Text Classification: Assign one or more labels to a given piece of text. This text is usually referred to as a document and in our context this can be a sentence, a paragraph, a book chapter, etc…
- Language Identification: determining the language in which a particular input text is written.
- Spam Filtering: classifying emails into spam or not spam based on their content.
- Authorship Attribution: determining the author of a text based on its style and content (based on the assumption that each author has a unique writing style).
- Sentiment Analysis: classifying text into positive, negative or neutral sentiment. For example, in the sentence “I love this product!”, the model would classify it as positive sentiment.
Token Classification: The task of individually assigning one label to each word in a document. This is a one-to-one mapping; however, because words do not occur in isolation and their meaning depend on the sequence of words to the left or the right of them, this is also called Word-In-Context Classification or Sequence Labeling and usually involves syntactic and semantic analysis.
- Part-Of-Speech Tagging: is the task of assigning a part-of-speech label (e.g., noun, verb, adjective) to each word in a sentence.
- Chunking: splitting a running text into “chunks” of words that together represent a meaningful unit: phrases, sentences, paragraphs, etc.
- Word Sense Disambiguation: based on the context what does a word mean (think of “book” in “I read a book.” vs “I want to book a flight.”)
- Named Entity Recognition: recognize world entities in text, e.g. Persons, Locations, Book Titles, or many others. For example “Mary Shelley” is a person, “Frankenstein or the Modern Prometheus” is a book, etc.
- Semantic Role Labeling: the task of finding out “Who did what to whom?” in a sentence: information from events such as agents, participants, circumstances, subject-verb-object triples etc.
- Relation Extraction: the task of identifying named relationships between entities in a text, e.g. “Apple is based in California” has the relation (Apple, based_in, California).
- Co-reference Resolution: the task of determining which words refer to the same entity in a text, e.g. “Mary is a doctor. She works at the hospital.” Here “She” refers to “Mary”.
- Entity Linking: the task of disambiguation of named entities in a text, linking them to their corresponding entries in a knowledge base, e.g. Mary Shelley’s biography in Wikipedia.

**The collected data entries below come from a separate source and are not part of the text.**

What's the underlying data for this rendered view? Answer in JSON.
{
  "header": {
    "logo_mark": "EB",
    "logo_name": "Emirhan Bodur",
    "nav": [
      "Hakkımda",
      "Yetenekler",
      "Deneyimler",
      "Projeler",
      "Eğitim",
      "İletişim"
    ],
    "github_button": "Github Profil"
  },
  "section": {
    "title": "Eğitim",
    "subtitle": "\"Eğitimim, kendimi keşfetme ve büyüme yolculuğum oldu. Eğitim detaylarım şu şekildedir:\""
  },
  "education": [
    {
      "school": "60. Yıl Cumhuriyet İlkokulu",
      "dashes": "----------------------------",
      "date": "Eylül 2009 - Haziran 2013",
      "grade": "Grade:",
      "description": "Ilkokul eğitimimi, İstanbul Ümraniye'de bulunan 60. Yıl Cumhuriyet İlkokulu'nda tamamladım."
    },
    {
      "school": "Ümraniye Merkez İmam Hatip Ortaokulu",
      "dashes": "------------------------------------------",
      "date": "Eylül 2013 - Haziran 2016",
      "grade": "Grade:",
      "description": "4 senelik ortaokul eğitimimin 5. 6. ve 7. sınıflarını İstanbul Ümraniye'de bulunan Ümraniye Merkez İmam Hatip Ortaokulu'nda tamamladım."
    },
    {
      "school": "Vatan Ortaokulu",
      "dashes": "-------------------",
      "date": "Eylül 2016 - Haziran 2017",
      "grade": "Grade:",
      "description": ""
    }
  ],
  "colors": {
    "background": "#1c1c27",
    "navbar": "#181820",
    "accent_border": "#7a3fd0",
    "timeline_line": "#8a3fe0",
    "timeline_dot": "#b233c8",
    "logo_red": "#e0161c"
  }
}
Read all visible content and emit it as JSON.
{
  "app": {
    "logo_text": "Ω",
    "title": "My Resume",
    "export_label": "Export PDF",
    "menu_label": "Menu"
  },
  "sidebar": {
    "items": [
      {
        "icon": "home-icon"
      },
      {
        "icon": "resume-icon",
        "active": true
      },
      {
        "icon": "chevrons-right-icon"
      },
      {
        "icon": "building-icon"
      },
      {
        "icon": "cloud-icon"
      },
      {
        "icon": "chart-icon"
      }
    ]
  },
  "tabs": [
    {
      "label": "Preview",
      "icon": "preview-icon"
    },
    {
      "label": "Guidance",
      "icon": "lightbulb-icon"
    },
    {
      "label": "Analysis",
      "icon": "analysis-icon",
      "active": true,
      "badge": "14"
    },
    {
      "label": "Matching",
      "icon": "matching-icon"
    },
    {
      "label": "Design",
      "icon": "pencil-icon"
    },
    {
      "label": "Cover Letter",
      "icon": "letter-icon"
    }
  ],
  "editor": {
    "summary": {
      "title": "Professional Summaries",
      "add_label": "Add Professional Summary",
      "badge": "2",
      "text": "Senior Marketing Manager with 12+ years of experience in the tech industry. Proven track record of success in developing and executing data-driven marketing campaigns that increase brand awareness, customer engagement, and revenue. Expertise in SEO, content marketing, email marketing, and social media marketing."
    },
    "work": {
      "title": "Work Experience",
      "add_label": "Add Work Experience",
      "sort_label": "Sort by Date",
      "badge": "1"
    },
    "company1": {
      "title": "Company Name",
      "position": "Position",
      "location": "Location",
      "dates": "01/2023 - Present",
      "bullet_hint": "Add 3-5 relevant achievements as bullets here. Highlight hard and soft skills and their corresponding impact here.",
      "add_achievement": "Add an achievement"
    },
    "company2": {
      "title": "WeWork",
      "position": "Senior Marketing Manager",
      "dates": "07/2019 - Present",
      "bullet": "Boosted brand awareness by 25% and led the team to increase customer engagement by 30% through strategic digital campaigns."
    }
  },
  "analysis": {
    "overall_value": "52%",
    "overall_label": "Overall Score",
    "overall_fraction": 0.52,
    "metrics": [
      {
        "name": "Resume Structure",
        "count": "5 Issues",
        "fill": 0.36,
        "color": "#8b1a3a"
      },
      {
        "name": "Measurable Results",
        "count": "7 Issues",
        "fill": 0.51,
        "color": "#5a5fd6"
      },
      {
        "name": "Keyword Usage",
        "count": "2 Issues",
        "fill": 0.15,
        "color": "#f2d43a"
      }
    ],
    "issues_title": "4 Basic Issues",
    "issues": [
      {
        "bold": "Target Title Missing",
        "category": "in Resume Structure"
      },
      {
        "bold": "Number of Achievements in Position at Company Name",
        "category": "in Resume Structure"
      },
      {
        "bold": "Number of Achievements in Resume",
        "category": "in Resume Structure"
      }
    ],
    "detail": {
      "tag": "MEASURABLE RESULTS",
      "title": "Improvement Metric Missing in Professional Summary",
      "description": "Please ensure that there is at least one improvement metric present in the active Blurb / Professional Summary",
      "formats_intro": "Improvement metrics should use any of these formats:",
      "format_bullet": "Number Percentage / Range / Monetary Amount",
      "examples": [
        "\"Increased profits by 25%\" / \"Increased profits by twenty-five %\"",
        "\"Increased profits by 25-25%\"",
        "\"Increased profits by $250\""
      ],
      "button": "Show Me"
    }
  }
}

Language Modeling: Given a sequence of words, the model predicts the next word. For example, in the sentence “The capital of France is _____”, the model should predict “Paris” based on the context. This task was initially useful for building solutions that require speech and optical character recognition (even handwriting), language translation and spelling correction. Nowadays this has scaled up to the LLMs that we know. A byproduct of pre-trained Language Modeling is the vectorized representation of texts which allows to perform specific tasks such as:
- Text Similarity: The task of determining how similar two pieces of text are.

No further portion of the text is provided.